Cheetah are one of those species that have done rather badly over the last century. Back in 1900 there was around 100,000 cheetahs across Africa, now there is 7100.
Many people would argue that all species have suffered similar losses, but this isn’t true. For instance African lions numbered around 200,000 in 1900. They number now around 30,000 (in other words while lions have fallen to 15% of their former population, cheetah have fallen to 7%).
Part of the problem is that cheetah are incapable of defending themselves against the big cats, and as such in many small reserves there are few if any cheetah because they are enclosed into an area that is too small to give them the space to live away from the lions.
In theory cheetah can live relatively well outside protected areas, indeed many of the population do. However this raises its own problems-when living on smaller private areas of land often there is not the means to pass into the neighboring land to mate,this can quickly lead to small populations of cheated dying out.
Before this project started the only about 1300 cheetah in South Africa. So what did this project do?
It is relatively simple in theory. If each population is not big enough to maintain a healthy genetic mix, there must be a regular exchange of cheetah between these reserves.
The population was treated as one large population, and then individuals were regularly trans-located between different reserves. The endangered wildlife trust pioneered this project,and made sure with the animals who were moved were genetically distinct from those they would meet in new place.
In fact this policy has been so incredibly successful, that they have started trans-locating cheetahs to other places outside South Africa.
When the project started, they looked at 41 different reserves which had a combined cheetah population 217. By moving them around carefully, there are now 419 cheetah spread across 60 different reserves (a number that represents more than a third of South Africa’s remaining cheetah).
Obviously the perfect situation for cheetah, would be to have the the incredibly large wild areas remaining that existed back in 1900, this is not going to happen. The only part of South Africa where cheetah roam free in a significant population, is the Kruger national park which generally has a population that bounces between about 50 and 350 depending on the populations of other animals.

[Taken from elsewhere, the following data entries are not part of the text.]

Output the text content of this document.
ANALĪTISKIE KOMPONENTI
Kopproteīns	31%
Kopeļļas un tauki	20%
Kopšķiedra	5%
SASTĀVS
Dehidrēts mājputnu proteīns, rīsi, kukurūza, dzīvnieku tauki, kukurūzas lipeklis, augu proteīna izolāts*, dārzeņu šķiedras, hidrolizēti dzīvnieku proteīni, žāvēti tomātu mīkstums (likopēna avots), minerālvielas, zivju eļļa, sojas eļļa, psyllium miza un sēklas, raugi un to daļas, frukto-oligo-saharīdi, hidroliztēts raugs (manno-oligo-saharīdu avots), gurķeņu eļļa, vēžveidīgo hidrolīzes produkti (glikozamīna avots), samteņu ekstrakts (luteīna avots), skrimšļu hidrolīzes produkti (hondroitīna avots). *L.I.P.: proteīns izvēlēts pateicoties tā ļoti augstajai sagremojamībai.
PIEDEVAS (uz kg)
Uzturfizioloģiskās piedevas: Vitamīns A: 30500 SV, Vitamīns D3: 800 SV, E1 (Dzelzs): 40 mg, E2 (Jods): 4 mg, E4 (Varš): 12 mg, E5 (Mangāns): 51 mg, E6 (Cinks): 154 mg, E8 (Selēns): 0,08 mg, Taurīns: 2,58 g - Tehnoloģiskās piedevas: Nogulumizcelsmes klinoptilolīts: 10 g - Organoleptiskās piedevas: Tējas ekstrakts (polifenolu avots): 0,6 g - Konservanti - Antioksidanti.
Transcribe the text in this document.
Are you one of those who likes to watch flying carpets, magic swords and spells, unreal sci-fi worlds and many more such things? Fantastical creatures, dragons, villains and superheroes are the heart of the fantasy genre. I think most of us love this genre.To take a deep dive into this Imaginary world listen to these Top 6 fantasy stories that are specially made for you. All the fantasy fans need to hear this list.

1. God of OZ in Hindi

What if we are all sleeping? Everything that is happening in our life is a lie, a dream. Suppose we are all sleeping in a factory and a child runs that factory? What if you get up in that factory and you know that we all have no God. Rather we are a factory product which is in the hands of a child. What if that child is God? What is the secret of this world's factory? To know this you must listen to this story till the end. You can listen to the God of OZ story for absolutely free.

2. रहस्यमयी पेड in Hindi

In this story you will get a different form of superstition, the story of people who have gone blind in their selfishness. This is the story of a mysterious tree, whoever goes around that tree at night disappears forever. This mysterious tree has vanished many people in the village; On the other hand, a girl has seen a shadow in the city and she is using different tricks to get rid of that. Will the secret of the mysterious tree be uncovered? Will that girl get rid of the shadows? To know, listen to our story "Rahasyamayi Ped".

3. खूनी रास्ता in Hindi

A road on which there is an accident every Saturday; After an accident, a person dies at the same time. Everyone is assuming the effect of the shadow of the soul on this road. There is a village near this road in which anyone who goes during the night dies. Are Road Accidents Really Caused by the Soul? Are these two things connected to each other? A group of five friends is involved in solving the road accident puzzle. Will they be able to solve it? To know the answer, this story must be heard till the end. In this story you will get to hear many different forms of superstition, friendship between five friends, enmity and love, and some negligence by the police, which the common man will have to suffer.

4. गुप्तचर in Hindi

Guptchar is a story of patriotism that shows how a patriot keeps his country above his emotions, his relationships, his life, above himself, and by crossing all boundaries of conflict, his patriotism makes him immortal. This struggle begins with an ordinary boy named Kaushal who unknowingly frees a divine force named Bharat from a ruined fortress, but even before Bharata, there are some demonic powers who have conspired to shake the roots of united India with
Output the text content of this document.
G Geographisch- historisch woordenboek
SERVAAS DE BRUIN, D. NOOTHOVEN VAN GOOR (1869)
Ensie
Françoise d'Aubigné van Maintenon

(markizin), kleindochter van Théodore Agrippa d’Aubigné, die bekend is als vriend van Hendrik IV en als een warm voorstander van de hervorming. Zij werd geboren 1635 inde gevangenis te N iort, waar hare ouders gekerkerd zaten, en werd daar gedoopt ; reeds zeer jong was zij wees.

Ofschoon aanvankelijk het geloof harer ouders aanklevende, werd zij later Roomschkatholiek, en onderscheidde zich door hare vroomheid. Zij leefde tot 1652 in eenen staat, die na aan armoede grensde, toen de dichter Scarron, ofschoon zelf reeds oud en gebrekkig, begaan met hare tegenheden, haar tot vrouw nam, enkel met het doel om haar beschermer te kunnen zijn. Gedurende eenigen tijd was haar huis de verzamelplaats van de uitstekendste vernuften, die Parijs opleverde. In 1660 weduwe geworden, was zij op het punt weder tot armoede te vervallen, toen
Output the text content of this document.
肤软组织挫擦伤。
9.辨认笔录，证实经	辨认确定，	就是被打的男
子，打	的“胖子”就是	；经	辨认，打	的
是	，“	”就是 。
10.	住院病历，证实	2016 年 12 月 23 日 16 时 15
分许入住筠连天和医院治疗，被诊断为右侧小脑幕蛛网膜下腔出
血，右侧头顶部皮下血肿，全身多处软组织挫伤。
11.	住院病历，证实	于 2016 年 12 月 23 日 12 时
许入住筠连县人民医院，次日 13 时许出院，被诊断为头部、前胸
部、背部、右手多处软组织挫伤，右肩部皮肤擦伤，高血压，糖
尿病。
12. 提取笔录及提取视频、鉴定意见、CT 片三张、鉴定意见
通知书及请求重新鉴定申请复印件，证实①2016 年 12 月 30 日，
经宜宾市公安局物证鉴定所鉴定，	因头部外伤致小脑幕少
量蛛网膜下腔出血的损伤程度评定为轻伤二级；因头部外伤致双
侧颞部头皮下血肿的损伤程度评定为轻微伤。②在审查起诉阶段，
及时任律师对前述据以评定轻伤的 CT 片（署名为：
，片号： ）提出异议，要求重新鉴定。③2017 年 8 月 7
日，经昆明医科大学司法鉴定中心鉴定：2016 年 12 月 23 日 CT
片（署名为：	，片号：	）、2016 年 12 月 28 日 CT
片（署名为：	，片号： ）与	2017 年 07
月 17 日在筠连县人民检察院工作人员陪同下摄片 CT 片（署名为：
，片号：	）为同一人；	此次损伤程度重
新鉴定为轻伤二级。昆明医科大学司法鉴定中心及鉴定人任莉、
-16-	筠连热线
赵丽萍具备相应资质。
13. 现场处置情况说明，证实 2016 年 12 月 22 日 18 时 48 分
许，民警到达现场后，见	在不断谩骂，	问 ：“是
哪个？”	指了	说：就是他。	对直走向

However this is quite an exciting move. Cheetah numbers in southern Africa have fallen across the board. In Zimbabwe, cheetah numbers have crashed from 1,500 in 1975, to just 170 today. Botswana’s cheetah population has held steady at around 1,500 over the same period, but illegal capture for captive breeding and conflicts with farmers and the growing human population are increasing. In Namibia, there were an estimated 3,000 cheetah in in 1975; roughly 1,400 remain today.
If these other countries can follow a similar translocation program to South Africa, and have a similar impact of doubling their number in the African cheetah numbers would go back up above 10,000 within the next decade.
There are several things that should be noted about cheetah. They almost never have any danger to human life, even coming across a young child unaccompanied they are unlikely to harm it. Generally areas that have animals such as cheetah reintroduced also find there is a knock-on impact on the conservation of other animals such as the big five-therefore quite apart from cheetah being one of the animals people like to see, it is also good for general conservation in the area.
While not suitable on all farming land,cheetah can exist relatively happily along set and types of livestock, and certainly when growing crops. The advantage of having cheetah living on land with crops growing, is that they keep all the pests under control, happly eating mice and rats as well as various antelope species that still exist in these areas.
This project is clearly worth watching. The endangered wildlife trust, with this plan could potentially help the cheetah in southern Africa recover over the next decade, and then perhaps moved to parts of east and west Africa where’s cheetahs are even more threatened. I will try to keep you informed on this website, though if I miss anything feel free to message the article you found.